Imagine what American soccer teams could do with a few extra hundred million dollars lying around. Could it be put to signing more top quality players? Improving the depth of quality not just across MLS, but the NASL and USL as well? Would adopting a promotion-relegation system make MLS more attractive (and thereby more profitable) on the world stage to players and investors?
And then there are the traditional arguments in favor of promotion and relegation. It makes the regular season more exciting from top to bottom. While every other sport has to address issues of tanking and games between teams at the bottom of the standings not meaning anything, the threat of relegation adds a sense of urgency to every single regular season game. I’d imagine at some level that would make MLS’s television partners more interested as the league looks for any and every way possible to raise its beleaguered television ratings. A billion dollar rights deal like this could also boost NASL or USL as those games (with spots in the top division on the line) would become infinitely more important. Imagine following a long-time MLS team like the Chicago Fire or Columbus Crew in the lower leagues as they try to fight their way back to the top.
But therein lies the reason why promotion and relegation is still far away across the horizon. MLS teams and owners don’t want to risk the threat of dropping down a division. They don’t want to risk leaving MLS and heading to the USL or NASL, where the average attendance is 25% of the top league. Then there is the reality that prospective MLS owners aren’t forking over $150 million in expansion fees with the threat of relegation even as a remote possibility.

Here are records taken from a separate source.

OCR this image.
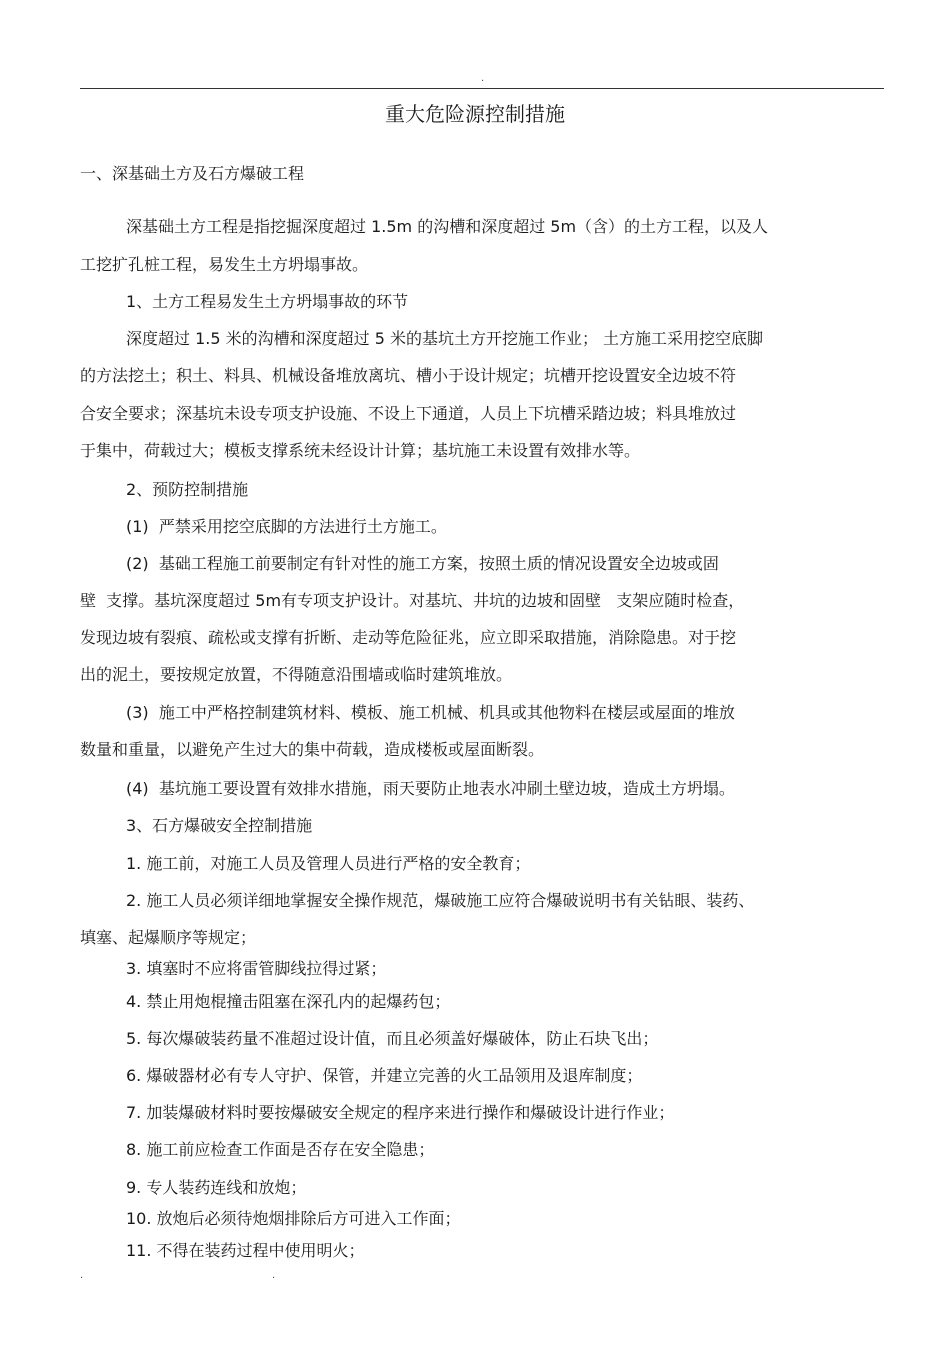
.
重大危险源控制措施
一、深基础土方及石方爆破工程
深基础土方工程是指挖掘深度超过 1.5m 的沟槽和深度超过 5m（含）的土方工程，以及人
工挖扩孔桩工程，易发生土方坍塌事故。
1、土方工程易发生土方坍塌事故的环节
深度超过 1.5 米的沟槽和深度超过 5 米的基坑土方开挖施工作业； 土方施工采用挖空底脚
的方法挖土；积土、料具、机械设备堆放离坑、槽小于设计规定；坑槽开挖设置安全边坡不符
合安全要求；深基坑未设专项支护设施、不设上下通道，人员上下坑槽采踏边坡；料具堆放过
于集中，荷载过大；模板支撑系统未经设计计算；基坑施工未设置有效排水等。
2、预防控制措施
(1)  严禁采用挖空底脚的方法进行土方施工。
(2)  基础工程施工前要制定有针对性的施工方案，按照土质的情况设置安全边坡或固
壁  支撑。基坑深度超过 5m有专项支护设计。对基坑、井坑的边坡和固壁   支架应随时检查，
发现边坡有裂痕、疏松或支撑有折断、走动等危险征兆，应立即采取措施，消除隐患。对于挖
出的泥土，要按规定放置，不得随意沿围墙或临时建筑堆放。
(3)  施工中严格控制建筑材料、模板、施工机械、机具或其他物料在楼层或屋面的堆放
数量和重量，以避免产生过大的集中荷载，造成楼板或屋面断裂。
(4)  基坑施工要设置有效排水措施，雨天要防止地表水冲刷土壁边坡，造成土方坍塌。
3、石方爆破安全控制措施
1. 施工前，对施工人员及管理人员进行严格的安全教育；
2. 施工人员必须详细地掌握安全操作规范，爆破施工应符合爆破说明书有关钻眼、装药、
填塞、起爆顺序等规定；
3. 填塞时不应将雷管脚线拉得过紧；
4. 禁止用炮棍撞击阻塞在深孔内的起爆药包；
5. 每次爆破装药量不准超过设计值，而且必须盖好爆破体，防止石块飞出；
6. 爆破器材必有专人守护、保管，并建立完善的火工品领用及退库制度；
7. 加装爆破材料时要按爆破安全规定的程序来进行操作和爆破设计进行作业；
8. 施工前应检查工作面是否存在安全隐患；
9. 专人装药连线和放炮；
10. 放炮后必须待炮烟排除后方可进入工作面；
11. 不得在装药过程中使用明火；
.	.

MLS, as a single entity, has been built first on the survival of its franchises and then the growth of the league. That’s been the lesson learned from past boom and bust efforts to make professional soccer a staple of the American sports scene. And with a promotion-relegation system suddenly thrust upon teams, owners, and fanbases, the unknowns of those risks are front and center of the minds of MLS. Given the different rules and regulations across the board, you would have to rebuild the entire US Soccer pyramid almost from scratch.
Fans may want promotion and relegation, but do they want a world of free spending and no salary cap with it? Do they really want MLS and US Soccer to look like England or Spain where just a handful of teams (aside from Leicester’s miracle) have a realistic chance of winning the championship? Then there’s the question of what would happen to the club and the fanbase for the first MLS team that gets relegated? Would fans of DC United show up to games if they were playing Indy Eleven instead of NYCFC? Even with the guarantee of parachute payments and TV rights, it’s impossible to predict the widespread impact.
It’s fun to play the what-if game with promotion and relegation. Could it be the switch that needs flipped to grow the game and make the league more relevant, especially with televised regular season games? Could it be something that drives interest in the pro leagues across America? Is it the pathway towards making MLS more competitive with major leagues around the world? Perhaps, but there are so many obstacles to it that even billions in rights fees can’t quickly overcome.
Right now the biggest obstacle is the willpower of MLS itself. Don Garber and the league have built MLS on the model of American professional sports rather than world soccer. Their single entity system and quickened pace of expansion to 28 teams runs counter-intuitive to a traditional promotion-relegation system. Simply put, the dream of MLS is to be the soccer version of the NFL rather than the American version of the EPL.